Citizens’ community role seen as receding
Corporate profile increasingly has out-of-town feel
Under Lawrence Fish, Citizens Financial Group Inc. worked hard to portray itself as a banking company with a deep Boston presence. It was based in Providence, but the boss lived here, and he had a big public profile. Fish was often named as one of the most powerful people in Boston and grew Citizens to the second-biggest bank in the region.
But Fish retired as CEO in 2007 and gave up his chairman’s role last March, following the financial crisis that pitched Citizens’ parent, the Royal Bank of Scotland, into the biggest bailout in British history. Since last year, the Scottish bank has been putting its own people in charge, and watching the exit of virtually the entire former executive team.
Last week, the chief of Citizens’ Massachusetts bank, Robert Smyth, retired - the sixth senior executive to go in recent months, including the chief financial officer and bank counsel. In June, the president of the Rhode Island-based parent, Citizens Financial, also left; Citizens said James G. Connolly would not be replaced.

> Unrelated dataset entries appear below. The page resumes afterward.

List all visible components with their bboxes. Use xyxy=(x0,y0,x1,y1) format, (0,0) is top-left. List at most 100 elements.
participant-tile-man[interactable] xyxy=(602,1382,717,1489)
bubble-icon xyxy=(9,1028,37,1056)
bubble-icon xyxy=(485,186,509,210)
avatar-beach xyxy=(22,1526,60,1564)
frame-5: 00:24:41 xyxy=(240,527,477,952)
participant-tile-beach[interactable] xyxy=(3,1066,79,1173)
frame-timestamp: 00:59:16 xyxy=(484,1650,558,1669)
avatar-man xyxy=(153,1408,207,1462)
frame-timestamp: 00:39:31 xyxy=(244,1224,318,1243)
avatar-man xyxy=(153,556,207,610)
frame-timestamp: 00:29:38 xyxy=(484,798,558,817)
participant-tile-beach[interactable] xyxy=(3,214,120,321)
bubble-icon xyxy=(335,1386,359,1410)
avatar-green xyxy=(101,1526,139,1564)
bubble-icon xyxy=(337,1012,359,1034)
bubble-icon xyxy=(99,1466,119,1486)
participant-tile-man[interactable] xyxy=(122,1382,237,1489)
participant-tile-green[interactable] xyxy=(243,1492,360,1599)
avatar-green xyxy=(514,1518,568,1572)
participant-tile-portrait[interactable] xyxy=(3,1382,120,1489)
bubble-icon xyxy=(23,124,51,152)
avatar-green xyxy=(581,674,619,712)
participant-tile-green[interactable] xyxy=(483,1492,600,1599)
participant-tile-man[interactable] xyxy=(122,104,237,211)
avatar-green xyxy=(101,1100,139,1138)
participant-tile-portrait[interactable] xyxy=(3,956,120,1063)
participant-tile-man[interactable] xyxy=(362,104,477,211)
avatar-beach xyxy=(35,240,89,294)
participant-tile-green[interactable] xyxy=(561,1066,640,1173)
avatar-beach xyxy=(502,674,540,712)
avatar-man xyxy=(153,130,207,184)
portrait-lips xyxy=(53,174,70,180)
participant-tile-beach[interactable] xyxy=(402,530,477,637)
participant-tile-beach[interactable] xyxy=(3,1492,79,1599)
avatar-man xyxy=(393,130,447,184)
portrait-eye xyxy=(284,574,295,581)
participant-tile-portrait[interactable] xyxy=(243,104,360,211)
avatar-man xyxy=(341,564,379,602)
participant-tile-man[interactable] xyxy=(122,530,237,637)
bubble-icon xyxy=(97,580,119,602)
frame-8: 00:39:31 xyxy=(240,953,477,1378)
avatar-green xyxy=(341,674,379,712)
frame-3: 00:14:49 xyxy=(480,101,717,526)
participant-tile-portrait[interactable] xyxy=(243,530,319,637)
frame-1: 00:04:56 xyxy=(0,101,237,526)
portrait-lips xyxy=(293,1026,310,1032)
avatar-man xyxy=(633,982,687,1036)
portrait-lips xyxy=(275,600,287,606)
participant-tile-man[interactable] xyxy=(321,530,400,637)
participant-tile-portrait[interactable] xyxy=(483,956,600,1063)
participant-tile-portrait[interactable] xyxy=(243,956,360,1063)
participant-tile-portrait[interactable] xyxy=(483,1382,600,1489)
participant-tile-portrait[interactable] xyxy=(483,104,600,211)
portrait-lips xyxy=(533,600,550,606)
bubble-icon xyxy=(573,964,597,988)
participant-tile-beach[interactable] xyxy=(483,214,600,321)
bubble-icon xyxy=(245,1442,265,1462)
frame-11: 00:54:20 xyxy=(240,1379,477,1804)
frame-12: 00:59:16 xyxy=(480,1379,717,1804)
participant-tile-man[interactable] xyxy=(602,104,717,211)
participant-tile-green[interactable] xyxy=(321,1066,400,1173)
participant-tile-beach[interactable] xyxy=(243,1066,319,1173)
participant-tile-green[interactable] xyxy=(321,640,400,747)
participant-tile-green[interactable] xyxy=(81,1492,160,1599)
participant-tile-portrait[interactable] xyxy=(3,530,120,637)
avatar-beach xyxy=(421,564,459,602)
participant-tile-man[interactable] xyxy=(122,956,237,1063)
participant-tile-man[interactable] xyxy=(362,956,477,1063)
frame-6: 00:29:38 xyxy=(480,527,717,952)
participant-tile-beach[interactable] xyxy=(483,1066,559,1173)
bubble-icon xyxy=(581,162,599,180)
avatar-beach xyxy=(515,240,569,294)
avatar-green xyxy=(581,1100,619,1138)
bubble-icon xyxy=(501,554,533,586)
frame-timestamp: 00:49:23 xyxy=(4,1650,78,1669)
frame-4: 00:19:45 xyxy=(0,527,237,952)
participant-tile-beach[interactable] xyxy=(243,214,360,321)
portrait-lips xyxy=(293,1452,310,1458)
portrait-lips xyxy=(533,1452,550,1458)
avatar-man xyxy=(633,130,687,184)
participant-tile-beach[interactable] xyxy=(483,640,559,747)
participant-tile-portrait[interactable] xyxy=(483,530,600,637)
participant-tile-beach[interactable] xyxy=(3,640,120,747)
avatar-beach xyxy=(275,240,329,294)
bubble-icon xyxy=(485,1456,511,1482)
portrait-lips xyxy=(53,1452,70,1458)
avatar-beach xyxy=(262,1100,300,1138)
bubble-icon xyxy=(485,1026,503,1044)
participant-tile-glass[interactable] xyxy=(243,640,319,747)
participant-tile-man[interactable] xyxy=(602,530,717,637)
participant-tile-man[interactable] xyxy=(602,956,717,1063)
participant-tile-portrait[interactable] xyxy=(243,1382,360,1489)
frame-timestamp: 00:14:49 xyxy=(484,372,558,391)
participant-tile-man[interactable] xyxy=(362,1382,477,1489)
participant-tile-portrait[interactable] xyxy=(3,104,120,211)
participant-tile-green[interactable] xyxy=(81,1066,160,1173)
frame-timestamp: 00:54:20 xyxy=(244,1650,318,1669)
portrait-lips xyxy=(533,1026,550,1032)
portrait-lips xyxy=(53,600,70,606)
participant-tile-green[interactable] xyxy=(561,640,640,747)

The executive now running the company is Ellen Alemany, hired away from Citigroup in early 2007. She is chairwoman and chief executive of RBS Americas and of Citizens Financial Group. Her main office is in Stamford, Conn., marking the first time the head of Citizens has lived closer to Manhattan than to Boston or Providence.
“That’s probably as telling as anything else,’’ said Cornelius Hurley, director of the Morin Center for Banking and Financial Law at Boston University’s School of Law. Fish, he said, tried to market Citizens “as a warm and fuzzy community bank. Now it sounds more like remote control.’’
Alemany keeps offices in Boston and Providence as part of her job overseeing the $167 billion bank, which has branches in 12 states. In her role running RBS Americas, she is the primary contact for regulators for Royal Bank’s North American and Latin American operations, including the banks, transaction processing, and RBS Global Banking and Markets, which has a trading floor in Stamford.
Citizens insists there is no change in its local focus. Spokesman Mike Jones said Alemany spends one to two days a week in Boston and about the same amount of time in Providence.
“We continue to operate with local management and local decision-making,’’ Jones said, noting that Citizens had named a Boston executive, Stephen Woods, to replace Smyth as president of Citizens Bank of Massachusetts. Woods joined the company in 2007 from Key Corp. in Cleveland. Moreover, Jones said, the bank has a president here, as it does in each state. It also has the head of its retail and commercial businesses in Boston, and four of its five vice chairmen in Boston or Providence.
Banking consultant Suzanne Moot said the changes are more likely to have an impact on Citizens’ local presence as a civic leader than as a lender.
“It is kind of sad. It wasn’t that many years ago when we had four or five significant banking organizations here in Massachusetts and now they’re all gone,’’ she said.
Citizens and its parent are under significant pressure as they weather the slow economy and the after-effects of the financial storm of 2008. The bank took a $300 million capital infusion from the Royal Bank in the first quarter and wrote off $451 million in bad loans. And things still look risky on the horizon - the bank set aside $609 million for future loan losses. Citizens is scheduled to report earnings next week.
Citizens Financial Group lost $929 million last year. The Royal Bank, which is 70 percent owned by the British government after a massive bailout, reported a $34 billion loss. The Royal Bank’s US bank operation, assembled through acquisitions, is likely to have trouble growing, now that its owner’s pocketbook is so strained, analysts said.
“They’re in a difficult spot,’’ Hurley of Boston University said. “Their whole business model has been clipped.’’
The most recent cost-cutting includes the elimination of 1,250 US jobs over the next two years. That comes on top of 900 job cuts announced last December. The Royal Bank’s former chief agreed, under pressure, to cut his pension in half. Citizens has sold one of its private jets; the other is still for sale.